Biden Administration Terminates Contracts With Migrant Detention Facilities Accused of Abuse

The Department of Homeland Security said Thursday that it will terminate the contracts of two detention facilities accused of abusing migrants, ABC News reports.

DHS Secretary Alejandro Mayorkas said the department would cut ties with the local government agency that runs a detention center in North Dartmouth, Massachusetts and Irwin County Detention Centers in Georgia, a private facility.

The department has already moved many of the detained migrants out of the two facilities and those that remain are expected to be transferred elsewhere.

“Allow me to state one foundational principle,” Mayorkas said, “We will not tolerate the mistreatment of individuals in civil immigration detention or substandard conditions of detention.”

More to come?

Mayorkas said that terminating the contracts was part of an effort to make “lasting improvements” to the widely-criticized detention system.

ICE currently holds about 19,000 noncitizens for removal at around 200 facilities.

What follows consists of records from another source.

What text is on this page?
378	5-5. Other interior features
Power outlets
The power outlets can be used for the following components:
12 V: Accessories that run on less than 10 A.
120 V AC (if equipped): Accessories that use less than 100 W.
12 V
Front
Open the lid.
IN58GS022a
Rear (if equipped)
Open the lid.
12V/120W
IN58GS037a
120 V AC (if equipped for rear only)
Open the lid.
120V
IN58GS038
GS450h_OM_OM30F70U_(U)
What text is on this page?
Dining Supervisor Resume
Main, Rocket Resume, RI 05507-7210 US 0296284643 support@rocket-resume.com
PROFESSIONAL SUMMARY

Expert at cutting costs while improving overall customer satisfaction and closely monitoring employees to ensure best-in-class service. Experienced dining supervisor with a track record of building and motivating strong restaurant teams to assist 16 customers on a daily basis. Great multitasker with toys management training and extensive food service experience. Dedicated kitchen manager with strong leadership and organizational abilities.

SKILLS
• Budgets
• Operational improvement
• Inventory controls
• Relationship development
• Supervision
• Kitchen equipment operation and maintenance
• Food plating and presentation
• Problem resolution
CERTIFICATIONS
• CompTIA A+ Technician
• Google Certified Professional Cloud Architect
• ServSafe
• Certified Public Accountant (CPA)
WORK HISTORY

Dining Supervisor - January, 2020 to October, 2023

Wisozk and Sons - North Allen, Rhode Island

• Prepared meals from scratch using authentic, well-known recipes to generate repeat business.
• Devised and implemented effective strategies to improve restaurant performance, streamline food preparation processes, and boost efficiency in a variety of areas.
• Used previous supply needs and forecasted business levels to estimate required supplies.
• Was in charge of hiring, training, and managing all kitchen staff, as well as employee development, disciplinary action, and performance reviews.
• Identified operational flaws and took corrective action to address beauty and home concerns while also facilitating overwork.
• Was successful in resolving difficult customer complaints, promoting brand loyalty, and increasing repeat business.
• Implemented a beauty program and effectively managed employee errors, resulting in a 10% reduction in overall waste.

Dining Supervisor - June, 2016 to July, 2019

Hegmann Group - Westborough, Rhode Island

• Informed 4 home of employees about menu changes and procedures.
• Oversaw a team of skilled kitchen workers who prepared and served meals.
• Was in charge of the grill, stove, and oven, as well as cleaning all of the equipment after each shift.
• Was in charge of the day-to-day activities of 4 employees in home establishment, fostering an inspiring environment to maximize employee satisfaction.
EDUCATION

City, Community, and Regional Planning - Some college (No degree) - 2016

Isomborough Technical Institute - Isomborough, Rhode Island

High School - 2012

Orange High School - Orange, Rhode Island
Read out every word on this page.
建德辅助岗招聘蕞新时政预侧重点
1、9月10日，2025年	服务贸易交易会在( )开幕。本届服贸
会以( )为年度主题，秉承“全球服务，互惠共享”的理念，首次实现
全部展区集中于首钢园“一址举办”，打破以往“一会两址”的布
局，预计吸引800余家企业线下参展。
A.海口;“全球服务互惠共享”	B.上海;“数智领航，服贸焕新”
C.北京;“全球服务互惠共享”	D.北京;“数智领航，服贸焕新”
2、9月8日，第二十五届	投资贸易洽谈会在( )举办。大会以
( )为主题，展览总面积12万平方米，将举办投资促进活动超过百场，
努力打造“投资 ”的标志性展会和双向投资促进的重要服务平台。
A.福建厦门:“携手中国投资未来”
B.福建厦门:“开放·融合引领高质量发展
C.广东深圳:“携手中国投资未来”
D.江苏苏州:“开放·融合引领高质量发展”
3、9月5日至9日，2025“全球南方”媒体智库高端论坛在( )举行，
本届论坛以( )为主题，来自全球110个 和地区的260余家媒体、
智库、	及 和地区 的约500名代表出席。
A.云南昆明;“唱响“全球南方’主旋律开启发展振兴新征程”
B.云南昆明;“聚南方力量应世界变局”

About 73% of those detained have no criminal record.

DHS suggested that it would “review concerns” about other facilities as well.

“Today’s announcements show the Biden administration’s willingness to decisively break from the immigrants’ rights abuses of prior administrations,” Naureen Shah of the ACLU told ABC News.

The group has called to shutter 39 immigration detention facilities and called for an end to “default incarceration” of immigrants.

“Human rights violations”:

Members of Congress called for the Georgia facility to close after women last year alleged forced sterilization by doctors. The facility is still under investigation.

Immigrants at the facility also alleged coronavirus-related violations.

“Given its extensively documented history of human rights violations, Irwin should have been shut down long ago,” Azadeh Shahshahani of the advocacy group Project South told ABC.

Immigrants at the Massachusetts facility alleged excessive use of force, overcrowding, and a lack of coronavirus precautions. The state’s attorney general last year issued a report detailing the excessive force and violations of migrants’ rights.